Google’s latest open-source initiative: Protocol Buffers. Like XML, this is a generic language-neutral hierarchical container format, but unlike XML it is a binary format designed for low size overhead and fast reading and writing; in this it resembles some other initiatives to that end, including Facebook’s Thrift. I am keen to see a good binary alternative to XML become popular and there are several clever and attractive aspects to PB’s design, but there are several shortcomings in the wire format, and I don’t think it’s hard to design a better alternative.
A PB file consists of a sequence of numbered fields; applications that want to use PB write protocol description (“.proto”) files describing what these fields mean. One of the goals of PB is that old consumers should be able to read the data produced by newer producers, by simply skipping unexpected fields. This means in turn that consumers have to be able to find the end of a field without needing any out-of-band metadata about the field. Take a look at the wire format documentation to see how PB achieves that – seven-bit integer encoding, ZigZag, wire types, and embedded messages. Each of these is a sacrifice in both cleanliness and performance.

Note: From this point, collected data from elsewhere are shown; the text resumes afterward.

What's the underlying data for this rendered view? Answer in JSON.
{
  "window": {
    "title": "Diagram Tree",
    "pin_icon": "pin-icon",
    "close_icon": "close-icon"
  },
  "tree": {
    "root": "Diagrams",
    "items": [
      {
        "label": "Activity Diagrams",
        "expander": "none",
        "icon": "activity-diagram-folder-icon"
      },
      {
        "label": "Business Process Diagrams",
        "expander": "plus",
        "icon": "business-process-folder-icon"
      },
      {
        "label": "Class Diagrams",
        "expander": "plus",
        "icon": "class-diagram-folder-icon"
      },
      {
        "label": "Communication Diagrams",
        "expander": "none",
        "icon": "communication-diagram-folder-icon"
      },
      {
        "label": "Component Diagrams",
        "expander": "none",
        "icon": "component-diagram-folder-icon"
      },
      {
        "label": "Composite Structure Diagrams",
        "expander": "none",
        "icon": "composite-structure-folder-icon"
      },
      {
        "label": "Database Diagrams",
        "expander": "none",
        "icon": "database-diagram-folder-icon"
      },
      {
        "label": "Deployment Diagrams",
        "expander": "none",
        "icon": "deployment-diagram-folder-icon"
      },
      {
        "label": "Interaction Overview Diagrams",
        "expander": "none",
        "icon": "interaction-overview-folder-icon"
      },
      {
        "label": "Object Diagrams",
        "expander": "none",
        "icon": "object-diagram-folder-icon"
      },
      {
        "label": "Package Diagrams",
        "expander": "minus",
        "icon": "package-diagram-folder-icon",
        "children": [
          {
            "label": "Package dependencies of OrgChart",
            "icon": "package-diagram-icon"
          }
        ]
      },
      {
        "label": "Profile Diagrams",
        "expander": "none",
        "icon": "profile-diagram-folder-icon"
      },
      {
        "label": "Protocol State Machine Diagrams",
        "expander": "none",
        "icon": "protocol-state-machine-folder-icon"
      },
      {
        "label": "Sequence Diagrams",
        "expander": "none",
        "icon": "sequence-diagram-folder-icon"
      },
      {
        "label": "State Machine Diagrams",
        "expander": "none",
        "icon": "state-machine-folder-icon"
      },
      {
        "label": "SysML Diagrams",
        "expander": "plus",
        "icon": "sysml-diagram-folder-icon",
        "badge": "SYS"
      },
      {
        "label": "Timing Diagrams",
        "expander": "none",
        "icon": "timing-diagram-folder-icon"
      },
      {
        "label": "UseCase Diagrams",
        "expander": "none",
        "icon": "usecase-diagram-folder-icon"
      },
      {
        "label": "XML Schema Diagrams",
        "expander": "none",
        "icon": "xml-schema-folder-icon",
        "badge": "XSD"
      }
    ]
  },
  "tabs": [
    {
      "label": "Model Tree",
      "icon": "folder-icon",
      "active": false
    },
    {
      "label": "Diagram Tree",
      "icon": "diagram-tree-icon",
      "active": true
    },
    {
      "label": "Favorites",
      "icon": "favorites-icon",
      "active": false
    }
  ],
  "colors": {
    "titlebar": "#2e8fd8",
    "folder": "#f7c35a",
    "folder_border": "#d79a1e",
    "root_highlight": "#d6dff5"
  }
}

The “varint” encoding, that writes integers in seven bit groups with the high bit as a stop bit, is inefficient both for reading and writing; you can’t just send the bytes you have to the wire, you have to measure them out and check when you’ve finished with shifts; each check can also cause pipeline stalls. ZigZag is even worse – it shifts the whole number up in order to put the sign bit in the least significant bit, so there’s more work to do once the number is assembled. Wire types are a nasty wart; they’re not enough information to actually know what is being sent, and they are there only so that the length of what is being sent can be inferred properly where a field is unknown (and to work around the inefficiency of the “varint” encoding by providing special fixed-length integer encodings). And the only non-deprecated way of creating hierarchy is to embed a message as a string – which means that every data structure below the top level must be completely marshalled in memory before it is sent, so that its length can be measured.
So here’s my alternative proposal – same logical structure, different wire format. We encode the data as a stream of “atoms”. An atom is either a hunk of binary data, or a “special symbol”. Here’s how we decode an atom:
def readIntOrLen(lim, stream, i): if i < lim: return i return toUint(stream.read(1 + i - lim)) # Could force eg one-byte encoding to cover range [lim, lim+255] # instead of [0, 255] here but is it worth it? def readAtom(stream): firstByte = toUint(stream.read(1)) fieldId = readIntOrLen(12, stream, firstByte >> 4) if fieldId == 0: return specialSymbol(firstByte & 0x0f) dataLen = readIntOrLen(8, stream, firstByte & 0x0f) return fieldId, stream.read(dataLen)
So we make the head byte do as much work as possible; it has one nybble for the field ID, one nybble for the data length, and no “wire type”. If the nybble is too small, we overflow into the rest of the data stream, using as few bytes as possible but encoding in a natural 8-bit little-endian format. For structures that have fewer than 12 members, this adds only one byte of overhead on any field which is fewer than 8 bytes long. Right away, that’s 7-bit-footed varints, ZigZag, and wire types dispensed with. We’ve reserved fieldId 0 for special symbols; we can encode 16 different symbols.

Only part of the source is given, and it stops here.